While the DIA collection could be used as collateral for a loan, if the city defaults, the art used as collateral could be possessed by the loan originator. Under Detroit's dire financial circumstances, that may be an acceptable risk. Considering the quality of the fine art collection, another option is to rent the collection out to other museums; this would appear to be a "no brainer" decision for Detroit's government. Other suggestions that should be seriously considered would be selling the city-owned Belle Island, a former tourist attraction, which could be zoned for acceptable commercial development, or the city's water purification system, both of which could generate hundreds of millions of dollars in revenue. Before Michigan residents (the other 93 percent of the population) invest in "Reinventing Detroit", they need to see far more financial "skin" in the game from those accountable for the existing fiscal disaster. In this instance, public financial assistance needs "ropes', not "strings", attached. As a "creature" of the state of Michigan, Detroit city government will need to have active state-level accountability over the next decade.

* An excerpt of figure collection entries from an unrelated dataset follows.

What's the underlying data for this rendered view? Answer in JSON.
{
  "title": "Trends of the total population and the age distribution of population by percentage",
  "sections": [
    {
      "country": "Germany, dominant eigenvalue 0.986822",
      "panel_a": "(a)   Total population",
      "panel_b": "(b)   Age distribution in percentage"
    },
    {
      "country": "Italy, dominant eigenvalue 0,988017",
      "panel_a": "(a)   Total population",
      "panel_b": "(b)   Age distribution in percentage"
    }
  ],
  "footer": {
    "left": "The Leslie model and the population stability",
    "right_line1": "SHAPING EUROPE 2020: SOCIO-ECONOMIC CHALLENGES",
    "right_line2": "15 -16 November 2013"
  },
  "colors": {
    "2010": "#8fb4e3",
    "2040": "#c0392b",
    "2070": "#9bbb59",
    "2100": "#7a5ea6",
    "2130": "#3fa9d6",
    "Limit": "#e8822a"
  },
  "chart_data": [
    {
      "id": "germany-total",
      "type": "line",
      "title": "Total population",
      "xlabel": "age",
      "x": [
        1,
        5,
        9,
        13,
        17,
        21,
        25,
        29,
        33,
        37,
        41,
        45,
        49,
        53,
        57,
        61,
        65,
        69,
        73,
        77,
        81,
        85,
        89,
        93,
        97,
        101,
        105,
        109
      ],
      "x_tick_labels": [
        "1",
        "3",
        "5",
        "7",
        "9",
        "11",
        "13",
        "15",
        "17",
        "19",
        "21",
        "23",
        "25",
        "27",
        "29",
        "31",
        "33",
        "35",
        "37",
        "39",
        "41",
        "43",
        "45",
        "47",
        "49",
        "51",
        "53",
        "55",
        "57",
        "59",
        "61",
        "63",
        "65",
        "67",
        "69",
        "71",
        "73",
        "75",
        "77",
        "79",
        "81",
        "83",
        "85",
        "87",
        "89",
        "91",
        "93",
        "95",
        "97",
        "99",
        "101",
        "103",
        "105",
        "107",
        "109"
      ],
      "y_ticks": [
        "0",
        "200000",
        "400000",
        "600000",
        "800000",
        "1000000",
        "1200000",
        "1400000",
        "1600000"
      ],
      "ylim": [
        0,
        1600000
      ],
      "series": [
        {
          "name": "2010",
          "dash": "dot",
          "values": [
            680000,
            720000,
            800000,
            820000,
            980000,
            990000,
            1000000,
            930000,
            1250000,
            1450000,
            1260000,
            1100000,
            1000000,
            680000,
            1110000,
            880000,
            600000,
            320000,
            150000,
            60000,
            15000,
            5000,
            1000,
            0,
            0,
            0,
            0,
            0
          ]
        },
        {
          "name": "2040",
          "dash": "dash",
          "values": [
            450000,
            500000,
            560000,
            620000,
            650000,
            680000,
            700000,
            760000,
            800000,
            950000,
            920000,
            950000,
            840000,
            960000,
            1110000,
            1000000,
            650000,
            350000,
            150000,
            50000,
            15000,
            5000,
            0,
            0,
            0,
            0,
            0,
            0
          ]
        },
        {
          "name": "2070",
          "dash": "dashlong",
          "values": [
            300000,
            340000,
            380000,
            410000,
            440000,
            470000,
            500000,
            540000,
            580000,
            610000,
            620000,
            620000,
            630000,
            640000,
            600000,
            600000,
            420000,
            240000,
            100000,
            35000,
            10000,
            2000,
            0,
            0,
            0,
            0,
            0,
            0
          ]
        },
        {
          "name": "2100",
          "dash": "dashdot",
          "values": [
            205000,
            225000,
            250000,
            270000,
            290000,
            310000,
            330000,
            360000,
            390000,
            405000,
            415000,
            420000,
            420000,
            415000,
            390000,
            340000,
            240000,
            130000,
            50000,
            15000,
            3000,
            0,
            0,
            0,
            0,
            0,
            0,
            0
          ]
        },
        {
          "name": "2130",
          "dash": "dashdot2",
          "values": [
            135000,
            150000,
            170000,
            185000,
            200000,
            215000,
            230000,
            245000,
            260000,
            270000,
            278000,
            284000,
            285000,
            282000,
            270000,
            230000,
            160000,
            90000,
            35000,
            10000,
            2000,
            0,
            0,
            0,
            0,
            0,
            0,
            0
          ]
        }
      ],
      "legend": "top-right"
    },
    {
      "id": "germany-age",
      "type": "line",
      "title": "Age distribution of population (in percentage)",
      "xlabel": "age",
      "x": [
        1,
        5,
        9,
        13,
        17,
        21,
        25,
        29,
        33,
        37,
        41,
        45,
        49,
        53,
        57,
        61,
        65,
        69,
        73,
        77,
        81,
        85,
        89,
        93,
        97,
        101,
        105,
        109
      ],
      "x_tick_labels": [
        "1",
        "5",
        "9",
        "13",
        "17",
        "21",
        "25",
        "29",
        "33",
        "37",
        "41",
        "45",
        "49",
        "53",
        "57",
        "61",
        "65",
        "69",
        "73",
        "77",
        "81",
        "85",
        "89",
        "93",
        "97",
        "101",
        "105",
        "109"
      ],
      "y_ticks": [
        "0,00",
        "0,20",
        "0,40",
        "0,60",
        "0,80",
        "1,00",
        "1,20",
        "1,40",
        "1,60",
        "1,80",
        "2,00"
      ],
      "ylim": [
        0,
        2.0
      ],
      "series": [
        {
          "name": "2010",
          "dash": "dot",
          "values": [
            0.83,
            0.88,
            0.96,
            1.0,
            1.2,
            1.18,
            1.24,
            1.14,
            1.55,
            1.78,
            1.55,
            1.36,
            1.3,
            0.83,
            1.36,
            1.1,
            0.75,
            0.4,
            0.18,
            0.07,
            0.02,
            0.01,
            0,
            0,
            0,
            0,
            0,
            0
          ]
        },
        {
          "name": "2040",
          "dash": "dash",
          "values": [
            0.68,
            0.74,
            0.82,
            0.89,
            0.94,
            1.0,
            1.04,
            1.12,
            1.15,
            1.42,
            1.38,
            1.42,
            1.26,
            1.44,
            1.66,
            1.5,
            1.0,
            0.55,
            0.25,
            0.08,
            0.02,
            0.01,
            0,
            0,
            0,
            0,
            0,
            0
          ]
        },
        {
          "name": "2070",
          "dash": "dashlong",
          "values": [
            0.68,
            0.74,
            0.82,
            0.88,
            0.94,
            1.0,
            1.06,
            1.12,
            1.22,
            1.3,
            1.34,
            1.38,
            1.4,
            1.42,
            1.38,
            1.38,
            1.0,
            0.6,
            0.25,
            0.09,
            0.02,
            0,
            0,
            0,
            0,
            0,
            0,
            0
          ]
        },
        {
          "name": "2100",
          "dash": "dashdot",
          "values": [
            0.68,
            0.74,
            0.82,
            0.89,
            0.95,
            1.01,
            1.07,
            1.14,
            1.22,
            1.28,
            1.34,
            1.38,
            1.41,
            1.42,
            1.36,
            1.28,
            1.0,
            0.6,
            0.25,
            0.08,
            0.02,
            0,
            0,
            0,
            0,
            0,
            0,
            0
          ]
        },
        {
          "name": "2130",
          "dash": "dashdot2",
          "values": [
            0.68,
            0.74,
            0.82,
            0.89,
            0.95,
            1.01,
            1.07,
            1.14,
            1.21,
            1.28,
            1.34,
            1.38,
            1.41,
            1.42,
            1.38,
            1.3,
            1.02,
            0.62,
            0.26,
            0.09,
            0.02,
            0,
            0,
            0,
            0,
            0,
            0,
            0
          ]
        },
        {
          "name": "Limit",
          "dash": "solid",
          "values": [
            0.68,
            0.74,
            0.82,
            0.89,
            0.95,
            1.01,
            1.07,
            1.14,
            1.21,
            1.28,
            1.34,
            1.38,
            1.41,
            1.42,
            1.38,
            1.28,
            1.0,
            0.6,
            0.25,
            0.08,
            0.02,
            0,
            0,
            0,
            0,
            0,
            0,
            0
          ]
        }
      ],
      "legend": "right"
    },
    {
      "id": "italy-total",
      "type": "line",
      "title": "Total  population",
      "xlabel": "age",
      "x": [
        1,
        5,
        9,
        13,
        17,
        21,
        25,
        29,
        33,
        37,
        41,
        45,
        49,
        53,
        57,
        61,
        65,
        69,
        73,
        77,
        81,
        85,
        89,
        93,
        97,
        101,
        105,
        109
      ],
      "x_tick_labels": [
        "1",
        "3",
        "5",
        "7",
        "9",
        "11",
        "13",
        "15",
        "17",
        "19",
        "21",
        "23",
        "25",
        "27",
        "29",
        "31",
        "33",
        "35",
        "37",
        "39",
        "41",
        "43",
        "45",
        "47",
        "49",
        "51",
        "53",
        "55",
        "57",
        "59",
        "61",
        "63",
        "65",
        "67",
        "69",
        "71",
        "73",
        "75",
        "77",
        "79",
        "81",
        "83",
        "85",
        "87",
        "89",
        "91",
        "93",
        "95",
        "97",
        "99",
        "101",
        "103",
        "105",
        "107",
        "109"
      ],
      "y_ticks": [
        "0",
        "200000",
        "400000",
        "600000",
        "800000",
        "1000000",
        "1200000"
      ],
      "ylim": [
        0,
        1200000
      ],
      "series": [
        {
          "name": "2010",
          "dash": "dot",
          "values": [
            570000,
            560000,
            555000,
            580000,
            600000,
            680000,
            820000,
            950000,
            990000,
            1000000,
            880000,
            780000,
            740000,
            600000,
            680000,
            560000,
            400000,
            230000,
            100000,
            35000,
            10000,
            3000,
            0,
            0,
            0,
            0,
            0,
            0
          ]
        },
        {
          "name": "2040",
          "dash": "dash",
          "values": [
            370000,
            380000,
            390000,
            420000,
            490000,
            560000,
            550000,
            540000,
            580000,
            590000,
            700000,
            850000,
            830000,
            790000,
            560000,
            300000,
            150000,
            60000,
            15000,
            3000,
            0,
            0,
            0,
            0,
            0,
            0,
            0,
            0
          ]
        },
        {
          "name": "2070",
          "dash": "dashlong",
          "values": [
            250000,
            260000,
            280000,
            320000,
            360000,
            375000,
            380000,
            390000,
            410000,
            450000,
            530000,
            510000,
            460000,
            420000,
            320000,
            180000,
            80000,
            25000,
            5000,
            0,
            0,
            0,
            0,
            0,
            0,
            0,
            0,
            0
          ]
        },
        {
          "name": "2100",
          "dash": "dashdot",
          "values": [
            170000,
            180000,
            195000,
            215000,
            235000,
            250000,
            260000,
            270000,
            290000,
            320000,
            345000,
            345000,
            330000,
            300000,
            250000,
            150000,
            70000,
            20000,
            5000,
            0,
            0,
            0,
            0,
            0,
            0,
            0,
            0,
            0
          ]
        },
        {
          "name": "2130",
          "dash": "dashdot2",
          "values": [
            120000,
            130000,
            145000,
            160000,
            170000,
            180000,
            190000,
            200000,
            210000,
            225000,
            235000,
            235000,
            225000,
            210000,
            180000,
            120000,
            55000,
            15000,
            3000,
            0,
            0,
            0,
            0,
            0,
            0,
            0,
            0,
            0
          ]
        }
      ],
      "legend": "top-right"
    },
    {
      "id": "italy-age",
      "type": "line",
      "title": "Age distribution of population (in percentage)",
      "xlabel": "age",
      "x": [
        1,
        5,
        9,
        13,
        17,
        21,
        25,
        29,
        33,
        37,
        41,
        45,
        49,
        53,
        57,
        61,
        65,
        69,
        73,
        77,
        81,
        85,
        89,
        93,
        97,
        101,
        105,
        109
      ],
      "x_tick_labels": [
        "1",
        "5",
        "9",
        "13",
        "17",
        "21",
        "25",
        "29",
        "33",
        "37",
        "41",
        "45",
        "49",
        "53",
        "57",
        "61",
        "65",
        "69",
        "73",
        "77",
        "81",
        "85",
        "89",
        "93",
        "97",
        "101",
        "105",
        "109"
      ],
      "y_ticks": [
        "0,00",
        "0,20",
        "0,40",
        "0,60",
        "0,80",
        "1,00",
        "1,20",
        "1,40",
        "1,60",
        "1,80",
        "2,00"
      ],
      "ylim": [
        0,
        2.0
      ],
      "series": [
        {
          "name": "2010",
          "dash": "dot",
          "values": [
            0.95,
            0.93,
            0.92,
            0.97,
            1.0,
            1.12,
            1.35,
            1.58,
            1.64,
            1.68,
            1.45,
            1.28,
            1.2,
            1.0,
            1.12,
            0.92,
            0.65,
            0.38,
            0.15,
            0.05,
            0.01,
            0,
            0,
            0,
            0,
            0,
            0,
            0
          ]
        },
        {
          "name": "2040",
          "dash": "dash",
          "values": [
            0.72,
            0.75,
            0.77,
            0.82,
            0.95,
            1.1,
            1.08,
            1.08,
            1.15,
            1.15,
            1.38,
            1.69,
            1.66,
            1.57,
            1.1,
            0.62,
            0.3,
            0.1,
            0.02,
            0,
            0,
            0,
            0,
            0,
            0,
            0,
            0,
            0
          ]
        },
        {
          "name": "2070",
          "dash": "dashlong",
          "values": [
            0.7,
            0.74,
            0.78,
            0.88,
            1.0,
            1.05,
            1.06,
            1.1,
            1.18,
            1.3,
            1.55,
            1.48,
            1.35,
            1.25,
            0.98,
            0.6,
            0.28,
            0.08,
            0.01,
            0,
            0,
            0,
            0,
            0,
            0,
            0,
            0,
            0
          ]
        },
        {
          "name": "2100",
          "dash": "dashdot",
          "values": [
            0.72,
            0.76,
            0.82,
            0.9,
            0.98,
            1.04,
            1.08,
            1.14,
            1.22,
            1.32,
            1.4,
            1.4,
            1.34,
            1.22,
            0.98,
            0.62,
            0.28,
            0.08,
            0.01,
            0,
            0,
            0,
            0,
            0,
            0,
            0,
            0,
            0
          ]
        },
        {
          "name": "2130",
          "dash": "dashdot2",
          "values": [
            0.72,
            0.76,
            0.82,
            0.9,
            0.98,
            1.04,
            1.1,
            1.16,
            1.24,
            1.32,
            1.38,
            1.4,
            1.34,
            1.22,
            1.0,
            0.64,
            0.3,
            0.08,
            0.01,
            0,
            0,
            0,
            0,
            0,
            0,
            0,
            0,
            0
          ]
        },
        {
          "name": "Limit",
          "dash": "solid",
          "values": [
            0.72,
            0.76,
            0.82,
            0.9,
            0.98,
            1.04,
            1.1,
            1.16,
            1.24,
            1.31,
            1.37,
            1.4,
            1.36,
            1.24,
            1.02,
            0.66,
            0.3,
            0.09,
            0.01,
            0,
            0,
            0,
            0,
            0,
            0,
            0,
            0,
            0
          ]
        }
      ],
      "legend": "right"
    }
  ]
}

However, the repercussions of how the fiscal crisis in Detroit will potentially have an impact on other financially distressed municipalities in Michigan - and perhaps beyond the state - is now in play. James Hohman, affiliated with the Michigan-based Mackinac Center for Public Policy, a free market think tank, notes in Shika Dalmia's above cited article, that no distressed municipality in Michigan since 1988 has received a [financial] bailout, even ones under receivership. Hohman adds that the unfunded liabilities of just the third of all the municipalities that belong to the Michigan Municipal Employers' Retirement System consortium is currently close to $3 billion. So, if Detroit gets bailed out, by what logic would all these municipalities be turned down? Extending this federal/state bailout model nationally, The Wall Street Journal ("Cities Grapple With Funding", Jeanette Neumann, October 28, 2013) evaluated data for 2012 on cities nationally dealing with similar issues faced by Detroit, and found that of the 250 largest (by population) U.S. cities, more than half still have financial reserves below their 2007 levels.

"Let's put this behind us so we don't have ongoing lawsuits ... so we all can focus on growing Detroit" may be Governor Rick Snyder's sentiment, but there are many residents of Michigan who still ascribe to the philosophy of moral hazard (along with other sympathizers nationwide) who await the details of the plan of adjustment to be submitted to the Bankruptcy Court, with hopes that it is a meaningful, equitable resolution which assures them that a re-occurrence of this fiscal crisis does not await Detroit later in the decade.